— Пожалуйста, поцелуй меня, — шепчу я, и он закрывает глаза.
— Господи, Елена...
Это предупреждение, которого я ждала, но я не собираюсь позволить ему остановить меня. Я слишком сильно хочу этого, чтобы остановиться.
Я протягиваю руку, мои пальцы впиваются в его рубашку. Он начинает отступать, словно собираясь остановить то, что произойдет дальше, но я тянусь к нему одной рукой, загибая ее к его шее, и наклоняюсь, встречая его губы.
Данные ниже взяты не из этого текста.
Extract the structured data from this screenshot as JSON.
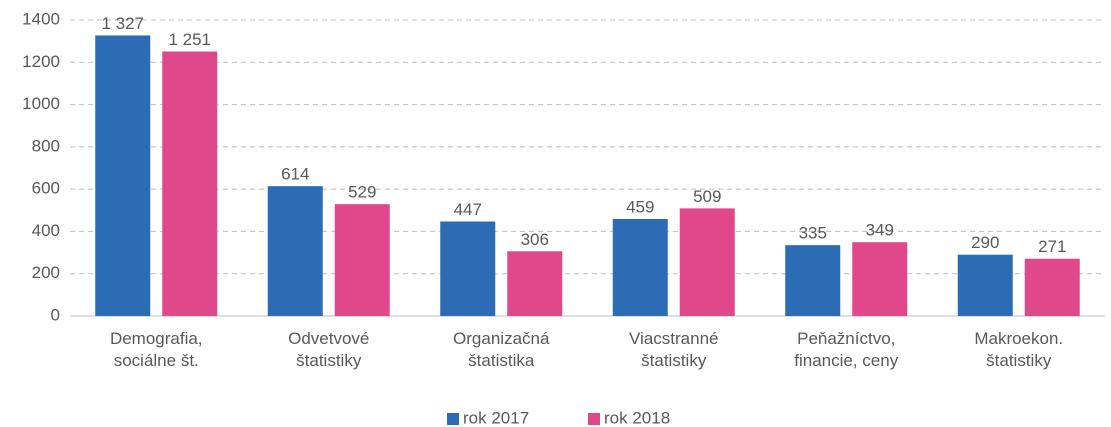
{
  "chart_data": {
    "type": "bar",
    "categories": [
      "Demografia,\nsociálne št.",
      "Odvetvové\nštatistiky",
      "Organizačná\nštatistika",
      "Viacstranné\nštatistiky",
      "Peňažníctvo,\nfinancie, ceny",
      "Makroekon.\nštatistiky"
    ],
    "series": [
      {
        "name": "rok 2017",
        "color": "#2b6cb5",
        "values": [
          1327,
          614,
          447,
          459,
          335,
          290
        ],
        "value_labels": [
          "1 327",
          "614",
          "447",
          "459",
          "335",
          "290"
        ]
      },
      {
        "name": "rok 2018",
        "color": "#e0488b",
        "values": [
          1251,
          529,
          306,
          509,
          349,
          271
        ],
        "value_labels": [
          "1 251",
          "529",
          "306",
          "509",
          "349",
          "271"
        ]
      }
    ],
    "ylim": [
      0,
      1400
    ],
    "yticks": [
      0,
      200,
      400,
      600,
      800,
      1000,
      1200,
      1400
    ],
    "grid": true,
    "legend": "bottom"
  }
}
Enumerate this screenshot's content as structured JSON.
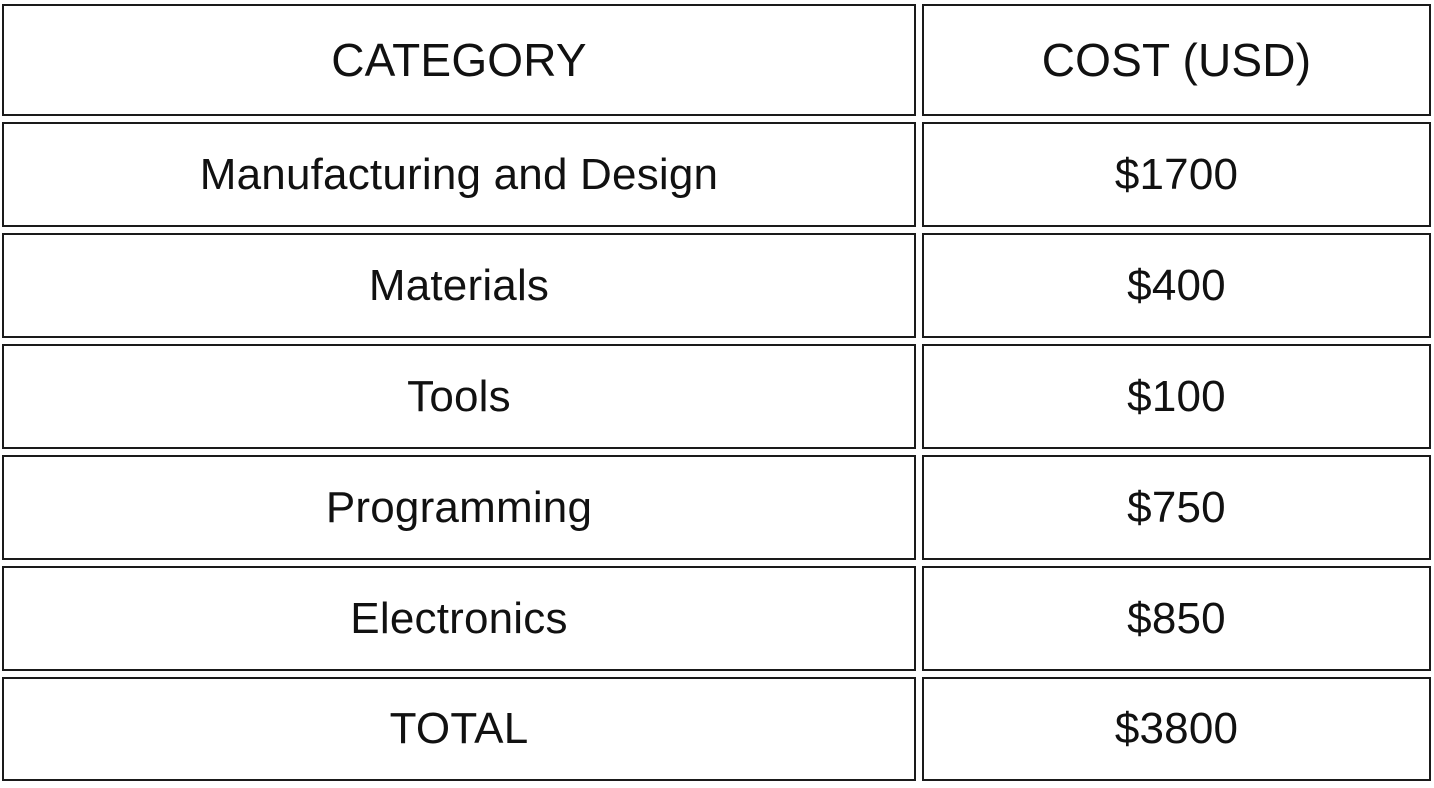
{
  "table": {
    "headers": [
      "CATEGORY",
      "COST (USD)"
    ],
    "rows": [
      [
        "Manufacturing and Design",
        "$1700"
      ],
      [
        "Materials",
        "$400"
      ],
      [
        "Tools",
        "$100"
      ],
      [
        "Programming",
        "$750"
      ],
      [
        "Electronics",
        "$850"
      ]
    ],
    "total": [
      "TOTAL",
      "$3800"
    ]
  }
}
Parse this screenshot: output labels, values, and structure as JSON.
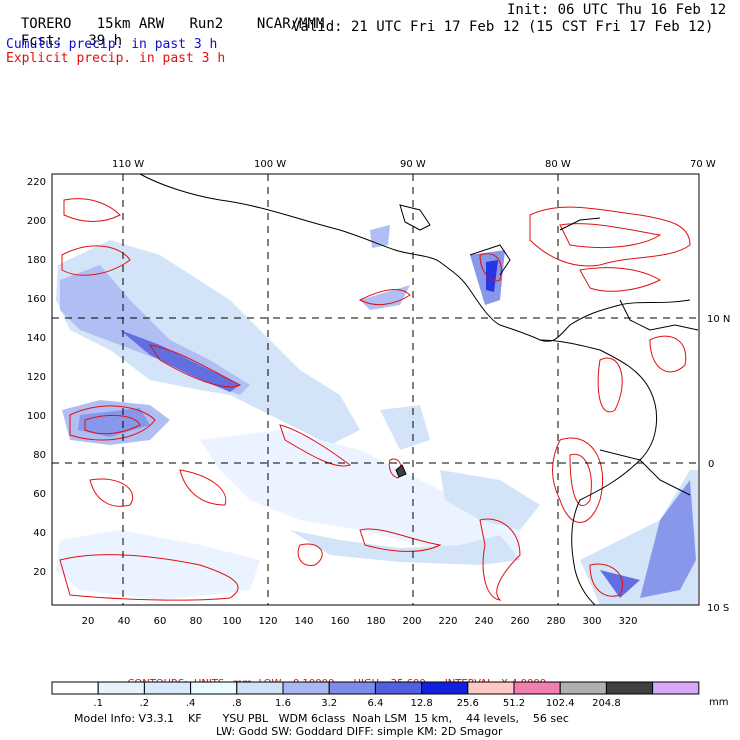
{
  "header": {
    "model": "TORERO",
    "resolution": "15km ARW",
    "run": "Run2",
    "org": "NCAR/MMM",
    "init": "Init: 06 UTC Thu 16 Feb 12",
    "fcst_label": "Fcst:",
    "fcst_value": "39 h",
    "valid": "Valid: 21 UTC Fri 17 Feb 12 (15 CST Fri 17 Feb 12)",
    "field1": "Cumulus precip. in past 3 h",
    "field2": "Explicit precip. in past 3 h"
  },
  "map": {
    "lon_labels": [
      "110 W",
      "100 W",
      "90 W",
      "80 W",
      "70 W"
    ],
    "lat_labels": [
      "10 N",
      "0",
      "10 S"
    ],
    "y_ticks": [
      "220",
      "200",
      "180",
      "160",
      "140",
      "120",
      "100",
      "80",
      "60",
      "40",
      "20"
    ],
    "x_ticks": [
      "20",
      "40",
      "60",
      "80",
      "100",
      "120",
      "140",
      "160",
      "180",
      "200",
      "220",
      "240",
      "260",
      "280",
      "300",
      "320"
    ]
  },
  "contours": {
    "label": "CONTOURS:",
    "units": "UNITS=mm",
    "low": "LOW= 0.10000",
    "high": "HIGH= 25.600",
    "interval": "INTERVAL=X 4.0000"
  },
  "colorbar": {
    "labels": [
      ".1",
      ".2",
      ".4",
      ".8",
      "1.6",
      "3.2",
      "6.4",
      "12.8",
      "25.6",
      "51.2",
      "102.4",
      "204.8"
    ],
    "unit": "mm",
    "colors": [
      "#ffffff",
      "#e8f2ff",
      "#d8e8ff",
      "#e9fbff",
      "#cfe2f8",
      "#a9b8f2",
      "#7c8ce8",
      "#5060e0",
      "#1020e0",
      "#ffc8c8",
      "#f080b0",
      "#b0b0b0",
      "#404040",
      "#d8a8f8"
    ]
  },
  "model_info": {
    "line1": "Model Info: V3.3.1    KF      YSU PBL   WDM 6class  Noah LSM  15 km,    44 levels,    56 sec",
    "line2": "LW: Godd SW: Goddard DIFF: simple KM: 2D Smagor"
  }
}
На вкус он похож на пиво, которое мы пили, под ним что-то острое и соленое, и меня охватывает дрожь от прикосновения его губ к моим. Я ощущаю, все вокруг: мягкие волосы на его шее под моими кончиками пальцев, влажность между нашими губами, биение его сердца под моей рукой. Мне кажется, что я могла бы остаться в этом моменте навсегда и быть счастливой.
— Пожалуйста, поцелуй меня, — шепчу я ему в губы. — Я чертовски хочу этого, Левин Волков.
Его руки поднимаются, и я думаю, что он собирается оттолкнуть меня. Но вместо этого я чувствую их по обе стороны от своего лица, и он притягивает меня к себе.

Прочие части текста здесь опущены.